- Born: Abdul Rahman bin Hassan 30 July 1946 Kuala Lumpur, Malayan Union (now Malaysia)
- Died: 13 June 2019 (aged 72) Ampang, Selangor, Malaysia
- Resting place: Muslim Cemetery of Taman Keramat, Kuala Lumpur
- Occupation: Singer
- Spouses: ; Azizah binti Mohamad ​ ​(m. 1970; died 2013)​ ; Fadilah Mansor ​(m. 2014)​
- Children: Khir Rahman
- Musical career
- Genres: Pop
- Instruments: Vocal; Guitar;
- Years active: 1970–2010
- Labels: EMI Music Malaysia; Universal Music Malaysia;

= A. Rahman Hassan =

Malaysian singer (1946–2019)

Dato' Abdul Rahman bin Hassan (30 July 1946 – 13 June 2019) was a Malaysian singer. He won the Music Industry Leadership Award in the Papuita Kecapi Award 2006.

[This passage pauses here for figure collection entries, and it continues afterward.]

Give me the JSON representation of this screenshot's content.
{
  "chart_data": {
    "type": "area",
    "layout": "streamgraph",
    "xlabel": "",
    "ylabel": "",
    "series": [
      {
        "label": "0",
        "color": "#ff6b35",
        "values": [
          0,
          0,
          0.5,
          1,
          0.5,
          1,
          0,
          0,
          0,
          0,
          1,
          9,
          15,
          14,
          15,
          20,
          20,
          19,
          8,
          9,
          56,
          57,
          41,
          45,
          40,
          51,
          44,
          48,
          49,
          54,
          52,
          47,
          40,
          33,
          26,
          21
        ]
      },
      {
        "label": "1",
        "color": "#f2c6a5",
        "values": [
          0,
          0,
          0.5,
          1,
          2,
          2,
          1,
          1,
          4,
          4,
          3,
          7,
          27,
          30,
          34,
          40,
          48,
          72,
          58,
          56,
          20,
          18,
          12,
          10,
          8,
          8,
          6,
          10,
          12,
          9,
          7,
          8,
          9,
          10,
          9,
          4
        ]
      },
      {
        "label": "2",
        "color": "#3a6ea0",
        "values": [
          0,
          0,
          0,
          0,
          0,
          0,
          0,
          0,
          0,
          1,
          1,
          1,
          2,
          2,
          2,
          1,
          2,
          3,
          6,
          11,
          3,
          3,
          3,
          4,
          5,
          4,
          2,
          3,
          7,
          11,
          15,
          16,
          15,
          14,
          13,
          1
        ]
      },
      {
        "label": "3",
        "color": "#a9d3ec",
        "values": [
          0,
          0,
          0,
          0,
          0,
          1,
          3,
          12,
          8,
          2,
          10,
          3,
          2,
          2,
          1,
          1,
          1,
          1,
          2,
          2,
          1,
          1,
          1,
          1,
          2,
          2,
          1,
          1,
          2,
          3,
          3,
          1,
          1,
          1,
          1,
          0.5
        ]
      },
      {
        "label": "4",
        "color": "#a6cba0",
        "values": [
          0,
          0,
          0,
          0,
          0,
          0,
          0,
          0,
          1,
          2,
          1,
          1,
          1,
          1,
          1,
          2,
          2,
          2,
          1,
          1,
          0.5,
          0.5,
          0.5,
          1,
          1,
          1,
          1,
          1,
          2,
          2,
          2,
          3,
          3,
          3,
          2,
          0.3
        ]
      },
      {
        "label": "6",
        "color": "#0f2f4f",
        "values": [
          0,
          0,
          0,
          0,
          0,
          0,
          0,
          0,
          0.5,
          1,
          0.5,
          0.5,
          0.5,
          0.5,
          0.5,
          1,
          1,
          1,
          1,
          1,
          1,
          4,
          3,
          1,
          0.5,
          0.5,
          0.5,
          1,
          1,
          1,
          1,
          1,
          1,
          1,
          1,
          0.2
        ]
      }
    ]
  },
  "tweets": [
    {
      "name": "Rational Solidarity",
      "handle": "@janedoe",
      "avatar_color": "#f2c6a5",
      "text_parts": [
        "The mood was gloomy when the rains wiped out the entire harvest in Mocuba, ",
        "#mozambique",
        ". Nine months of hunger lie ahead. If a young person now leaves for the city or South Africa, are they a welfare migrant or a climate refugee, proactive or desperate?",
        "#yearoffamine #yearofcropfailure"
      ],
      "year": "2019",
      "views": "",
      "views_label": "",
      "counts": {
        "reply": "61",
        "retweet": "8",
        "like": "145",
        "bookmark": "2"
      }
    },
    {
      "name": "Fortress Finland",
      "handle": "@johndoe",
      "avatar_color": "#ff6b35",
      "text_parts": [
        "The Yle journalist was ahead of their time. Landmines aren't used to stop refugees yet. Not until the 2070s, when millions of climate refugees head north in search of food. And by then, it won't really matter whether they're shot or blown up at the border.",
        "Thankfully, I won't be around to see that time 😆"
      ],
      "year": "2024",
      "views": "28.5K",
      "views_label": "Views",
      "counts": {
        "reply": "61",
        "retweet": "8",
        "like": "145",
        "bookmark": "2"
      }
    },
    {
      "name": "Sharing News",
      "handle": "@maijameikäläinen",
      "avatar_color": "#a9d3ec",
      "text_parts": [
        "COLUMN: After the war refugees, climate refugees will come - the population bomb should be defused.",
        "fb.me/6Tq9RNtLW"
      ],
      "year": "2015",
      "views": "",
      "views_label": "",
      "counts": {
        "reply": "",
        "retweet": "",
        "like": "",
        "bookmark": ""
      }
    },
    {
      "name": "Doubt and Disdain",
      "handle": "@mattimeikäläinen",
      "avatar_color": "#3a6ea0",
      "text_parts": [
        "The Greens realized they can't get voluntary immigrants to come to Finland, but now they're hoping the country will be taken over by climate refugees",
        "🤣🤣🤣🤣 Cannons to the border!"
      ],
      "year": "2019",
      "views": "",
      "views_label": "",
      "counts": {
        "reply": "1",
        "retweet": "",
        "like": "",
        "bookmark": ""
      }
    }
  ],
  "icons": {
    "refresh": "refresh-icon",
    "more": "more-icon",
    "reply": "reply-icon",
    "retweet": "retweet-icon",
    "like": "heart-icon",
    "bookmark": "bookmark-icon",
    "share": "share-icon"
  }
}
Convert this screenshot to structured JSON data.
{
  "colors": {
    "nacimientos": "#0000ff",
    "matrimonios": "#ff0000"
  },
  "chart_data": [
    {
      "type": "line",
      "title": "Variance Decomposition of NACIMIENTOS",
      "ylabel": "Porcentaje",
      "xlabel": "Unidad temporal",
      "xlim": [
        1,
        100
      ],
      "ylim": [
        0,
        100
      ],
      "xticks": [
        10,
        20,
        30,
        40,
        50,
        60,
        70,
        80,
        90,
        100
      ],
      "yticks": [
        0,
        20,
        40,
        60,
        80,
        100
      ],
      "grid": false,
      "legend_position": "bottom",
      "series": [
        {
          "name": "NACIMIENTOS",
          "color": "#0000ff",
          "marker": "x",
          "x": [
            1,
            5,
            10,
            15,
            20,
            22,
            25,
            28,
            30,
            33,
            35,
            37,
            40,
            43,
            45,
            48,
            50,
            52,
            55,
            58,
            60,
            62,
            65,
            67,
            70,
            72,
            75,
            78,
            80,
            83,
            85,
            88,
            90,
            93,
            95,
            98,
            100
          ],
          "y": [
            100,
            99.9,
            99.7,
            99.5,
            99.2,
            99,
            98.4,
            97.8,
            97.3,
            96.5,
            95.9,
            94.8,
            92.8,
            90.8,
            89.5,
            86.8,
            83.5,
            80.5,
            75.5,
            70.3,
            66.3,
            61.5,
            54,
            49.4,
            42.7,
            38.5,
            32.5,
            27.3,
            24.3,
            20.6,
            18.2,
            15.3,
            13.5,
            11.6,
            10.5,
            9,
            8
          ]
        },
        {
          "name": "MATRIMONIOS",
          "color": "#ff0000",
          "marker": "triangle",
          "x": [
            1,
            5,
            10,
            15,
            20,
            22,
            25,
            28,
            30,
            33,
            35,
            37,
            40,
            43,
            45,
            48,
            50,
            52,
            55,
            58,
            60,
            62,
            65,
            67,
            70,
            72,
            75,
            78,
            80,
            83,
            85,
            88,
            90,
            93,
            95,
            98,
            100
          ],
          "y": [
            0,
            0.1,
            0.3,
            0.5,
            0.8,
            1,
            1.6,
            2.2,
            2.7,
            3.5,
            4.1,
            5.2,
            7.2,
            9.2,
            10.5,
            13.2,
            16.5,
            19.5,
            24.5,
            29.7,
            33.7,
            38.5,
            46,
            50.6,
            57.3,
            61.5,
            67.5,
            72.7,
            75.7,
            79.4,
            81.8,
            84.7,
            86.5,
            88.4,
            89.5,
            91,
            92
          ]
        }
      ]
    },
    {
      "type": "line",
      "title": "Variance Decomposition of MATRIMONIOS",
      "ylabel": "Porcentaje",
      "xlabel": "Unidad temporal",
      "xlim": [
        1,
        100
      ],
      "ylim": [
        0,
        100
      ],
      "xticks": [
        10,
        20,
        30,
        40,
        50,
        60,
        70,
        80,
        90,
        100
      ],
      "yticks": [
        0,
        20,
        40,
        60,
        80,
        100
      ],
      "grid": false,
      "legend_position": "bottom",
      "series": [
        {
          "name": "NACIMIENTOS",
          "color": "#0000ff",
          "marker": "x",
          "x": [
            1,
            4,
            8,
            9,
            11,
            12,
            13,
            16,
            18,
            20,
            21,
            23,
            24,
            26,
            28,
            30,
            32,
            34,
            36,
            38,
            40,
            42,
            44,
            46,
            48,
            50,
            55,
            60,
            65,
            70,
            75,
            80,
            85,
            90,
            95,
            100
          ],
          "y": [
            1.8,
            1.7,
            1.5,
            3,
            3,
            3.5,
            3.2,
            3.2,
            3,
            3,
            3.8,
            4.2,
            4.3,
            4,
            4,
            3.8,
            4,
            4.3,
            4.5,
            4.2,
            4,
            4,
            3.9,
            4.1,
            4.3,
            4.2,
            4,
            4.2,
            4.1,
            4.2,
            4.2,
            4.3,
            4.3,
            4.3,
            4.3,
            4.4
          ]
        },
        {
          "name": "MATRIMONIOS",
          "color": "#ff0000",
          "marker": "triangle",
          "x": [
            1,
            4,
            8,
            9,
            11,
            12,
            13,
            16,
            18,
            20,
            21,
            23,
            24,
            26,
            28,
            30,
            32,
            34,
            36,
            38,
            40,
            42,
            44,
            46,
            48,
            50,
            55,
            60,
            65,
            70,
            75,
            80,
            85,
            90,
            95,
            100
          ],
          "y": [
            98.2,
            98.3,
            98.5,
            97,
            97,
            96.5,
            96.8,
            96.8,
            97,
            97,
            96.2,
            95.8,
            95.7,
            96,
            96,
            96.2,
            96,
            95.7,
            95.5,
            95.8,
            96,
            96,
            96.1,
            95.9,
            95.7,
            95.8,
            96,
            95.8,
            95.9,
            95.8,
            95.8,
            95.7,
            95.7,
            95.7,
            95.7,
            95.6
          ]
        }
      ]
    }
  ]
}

From 1970 to 2013, he was married to singer Azizah binti Mohamad. After his first wife died in 2013, he married actress Fadilah Mansor on 25 December 2014.

==Death==
Rahman been hospitalized on 1 June 2019 from complications of a stroke, and died shortly after midnight on 13 June. He was buried at Taman Keramat Cemetery.

== Discography==

===Songs===
1. Bimbang
2. Cincin Belah Rotan
3. Hanya Untukku
4. Perpaduan Hidup
5. Semoga Berjaya
6. Usah di kesalkan - lirik & lagu: Dato’ A Rahman Hassan
7. Nasib pak tani - lirik & lagu: Dato’ A Rahman Hassan
8. Syurga idaman - lagu: Dato’ A Rahman Hassan & lirik: Ali Omar
9. Tak mengapa - lirik & lagu: Dato’ A Rahman Hassan
10. Mestikah - lirik & lagu: Dato’ A Rahman Hassan
11. Kerana Fitnah - lagu: MYRosnah & lirik: Dato’ A Rahman Hassan
12. Pergilah kanda ku - lagu: Dato’ A Rahman Hassan & lirik: Ali Omar
13. Nikmat yang tak ternilai - lirik & lagu: Dato’ A Rahman Hassan

== Awards and nominations ==
- Music Industry Leadership Award (Papuita Kecapi Award 2006).